Nouvelle logique : ceux qui ont trop d'idées donnent. Ceux qui savent piloter reprennent. Chacun apporte ce qu'il a en excès.

Refermer la lampe

Il y a cette histoire, celle d'Aladin. On retient souvent qu'il a trouvé une lampe magique, qu'il a fait des souhaits, que le génie les a exaucés. Mais tous les souhaits ne peuvent pas être réalisés. Même quand c'est possible. Surtout quand c'est possible.

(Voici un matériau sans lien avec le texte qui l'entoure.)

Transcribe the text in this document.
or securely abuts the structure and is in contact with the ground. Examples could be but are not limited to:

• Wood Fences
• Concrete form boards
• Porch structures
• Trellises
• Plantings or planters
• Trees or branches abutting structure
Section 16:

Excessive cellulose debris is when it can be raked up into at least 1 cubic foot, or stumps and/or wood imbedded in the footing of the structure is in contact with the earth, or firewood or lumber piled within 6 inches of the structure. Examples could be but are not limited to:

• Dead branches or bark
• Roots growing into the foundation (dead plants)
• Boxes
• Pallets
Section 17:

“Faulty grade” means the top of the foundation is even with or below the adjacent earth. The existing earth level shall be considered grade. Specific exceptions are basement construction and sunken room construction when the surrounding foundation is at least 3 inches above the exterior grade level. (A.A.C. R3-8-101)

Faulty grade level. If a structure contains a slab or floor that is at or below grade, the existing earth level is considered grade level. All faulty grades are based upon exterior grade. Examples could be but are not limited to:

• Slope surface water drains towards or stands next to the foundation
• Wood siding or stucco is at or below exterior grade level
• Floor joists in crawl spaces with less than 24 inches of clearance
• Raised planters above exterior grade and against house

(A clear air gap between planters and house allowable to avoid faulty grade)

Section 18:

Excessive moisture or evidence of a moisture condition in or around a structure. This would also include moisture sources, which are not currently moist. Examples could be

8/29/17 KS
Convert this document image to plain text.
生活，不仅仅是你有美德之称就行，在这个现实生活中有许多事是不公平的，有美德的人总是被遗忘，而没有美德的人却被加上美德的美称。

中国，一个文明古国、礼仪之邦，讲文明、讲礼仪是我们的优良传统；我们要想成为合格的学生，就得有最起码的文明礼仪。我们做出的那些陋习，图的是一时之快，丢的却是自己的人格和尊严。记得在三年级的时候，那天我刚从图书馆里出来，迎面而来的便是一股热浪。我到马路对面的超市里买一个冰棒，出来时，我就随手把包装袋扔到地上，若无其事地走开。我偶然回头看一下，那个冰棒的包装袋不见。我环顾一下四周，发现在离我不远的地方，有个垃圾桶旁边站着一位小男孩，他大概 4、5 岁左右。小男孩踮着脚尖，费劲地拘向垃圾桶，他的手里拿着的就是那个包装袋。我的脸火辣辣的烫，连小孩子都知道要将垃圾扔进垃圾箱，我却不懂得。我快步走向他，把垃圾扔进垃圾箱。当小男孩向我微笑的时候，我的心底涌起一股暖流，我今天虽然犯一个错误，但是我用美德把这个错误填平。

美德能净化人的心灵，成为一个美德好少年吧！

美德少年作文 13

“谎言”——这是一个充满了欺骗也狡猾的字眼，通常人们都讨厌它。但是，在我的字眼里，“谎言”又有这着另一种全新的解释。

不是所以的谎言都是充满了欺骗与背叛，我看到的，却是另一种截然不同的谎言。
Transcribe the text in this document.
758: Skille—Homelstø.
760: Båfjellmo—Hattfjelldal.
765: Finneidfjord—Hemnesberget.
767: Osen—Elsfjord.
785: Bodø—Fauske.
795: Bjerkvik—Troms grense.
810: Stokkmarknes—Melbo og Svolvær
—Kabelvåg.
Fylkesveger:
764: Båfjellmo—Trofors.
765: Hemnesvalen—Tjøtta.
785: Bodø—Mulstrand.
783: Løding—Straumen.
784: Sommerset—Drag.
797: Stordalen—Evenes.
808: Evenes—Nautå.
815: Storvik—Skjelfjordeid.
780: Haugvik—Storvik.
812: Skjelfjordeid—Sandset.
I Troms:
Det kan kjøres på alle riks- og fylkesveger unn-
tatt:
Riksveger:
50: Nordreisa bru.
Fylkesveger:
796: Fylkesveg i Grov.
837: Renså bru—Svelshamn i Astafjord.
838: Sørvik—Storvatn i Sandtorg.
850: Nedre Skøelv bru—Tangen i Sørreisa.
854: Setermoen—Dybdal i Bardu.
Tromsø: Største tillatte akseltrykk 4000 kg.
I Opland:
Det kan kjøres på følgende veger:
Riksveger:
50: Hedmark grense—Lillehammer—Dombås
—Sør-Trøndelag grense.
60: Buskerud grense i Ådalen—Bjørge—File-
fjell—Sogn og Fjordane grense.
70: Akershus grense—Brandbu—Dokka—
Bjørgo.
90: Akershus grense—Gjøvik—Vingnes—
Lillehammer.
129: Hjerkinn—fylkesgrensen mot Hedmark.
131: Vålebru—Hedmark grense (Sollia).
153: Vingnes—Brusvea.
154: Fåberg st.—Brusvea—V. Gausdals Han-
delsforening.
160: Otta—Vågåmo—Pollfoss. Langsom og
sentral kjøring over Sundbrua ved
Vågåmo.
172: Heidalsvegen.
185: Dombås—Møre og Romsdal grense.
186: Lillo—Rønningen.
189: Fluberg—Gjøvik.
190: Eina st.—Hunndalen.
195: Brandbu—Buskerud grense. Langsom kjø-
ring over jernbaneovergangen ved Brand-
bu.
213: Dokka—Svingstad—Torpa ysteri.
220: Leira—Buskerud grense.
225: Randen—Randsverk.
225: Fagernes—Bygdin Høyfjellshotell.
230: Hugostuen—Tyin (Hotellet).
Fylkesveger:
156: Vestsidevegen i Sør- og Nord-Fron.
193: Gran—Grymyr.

Aujourd'hui, je produis moins qu'il y a quelques mois. Pas parce que je ne peux pas. Mais parce que j'ai appris à dire non. Non à des idées réalisables. Non à des projets techniquement possibles. Non à des concepts pertinents, mais trop coûteux. Pas par défaitisme. Par lucidité.

On oublie souvent la leçon centrale : Aladin n'est pas puni pour avoir une lampe. Il apprend simplement à ne pas formuler tous les souhaits. Le génie obéit. Il n'interroge ni le rythme, ni la maturité, ni les conséquences. Le danger n'est pas le génie. Le danger, c'est la multiplication des souhaits.

Refermer la lampe n'est pas un refus du progrès. C'est une forme de maturité. Une maturité que seuls ceux qui ont ouvert la lampe — et failli s'y perdre — peuvent comprendre.